À ses côtés, l’acteur américain Matt Dillon, le réalisateur allemand Christian Petzold, ou encore la comédienne française Ludivine Sagnier, pour désigner le successeur de Joker de Todd Phillips, couronné l’an dernier avant de remporter cinq mois plus tard deux Oscars.

Des cinéastes confirmés sont de la compétition, comme l’Israélien Amos Gitaï avec Laila in Haifa ou le Japonais Kiyoshi Kurozawa (Wife of a Spy). La France est représentée par un seul film, le drame Amants de Nicole Garcia.

Hors compétition, d’autres films pourraient faire parler d’eux, dont One Night in Miami, pour lequel l’actrice afro-américaine Regina King passe derrière la caméra, sur les débuts du jeune Cassius Clay (qui deviendra Muhammad Ali).

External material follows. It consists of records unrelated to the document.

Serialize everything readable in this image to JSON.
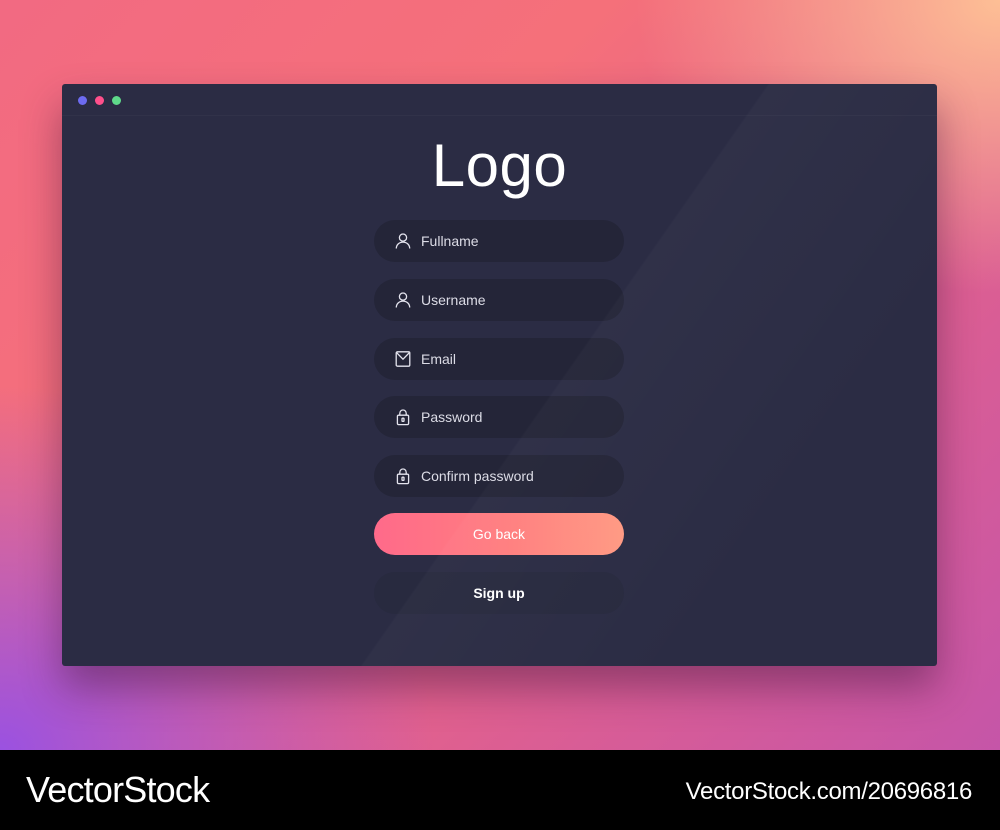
{
  "colors": {
    "window_bg": "#2b2c44",
    "field_bg": "#242538",
    "accent_start": "#ff6a8a",
    "accent_end": "#ff9a83",
    "dot_1": "#6d6bf0",
    "dot_2": "#ff4f8b",
    "dot_3": "#5fd98a"
  },
  "window": {
    "title_dots": [
      "dot-purple",
      "dot-pink",
      "dot-green"
    ]
  },
  "form": {
    "logo": "Logo",
    "fields": [
      {
        "icon": "user-icon",
        "placeholder": "Fullname",
        "value": ""
      },
      {
        "icon": "user-icon",
        "placeholder": "Username",
        "value": ""
      },
      {
        "icon": "envelope-icon",
        "placeholder": "Email",
        "value": ""
      },
      {
        "icon": "lock-icon",
        "placeholder": "Password",
        "value": ""
      },
      {
        "icon": "lock-icon",
        "placeholder": "Confirm password",
        "value": ""
      }
    ],
    "go_back_label": "Go back",
    "sign_up_label": "Sign up"
  },
  "footer": {
    "brand": "VectorStock",
    "reference": "VectorStock.com/20696816"
  }
}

Le sujet tombe à pic, tant la question du racisme reste inflammable aux États-Unis, à deux mois de l’élection présidentielle.

Dans une cité des Doges à la merci de la montée des eaux, la projection de Greta, un documentaire suédois de Nathan Grossman, qui a suivi l’engagement de la jeune Greta Thunberg pour le climat depuis ses débuts, aura une résonance particulière.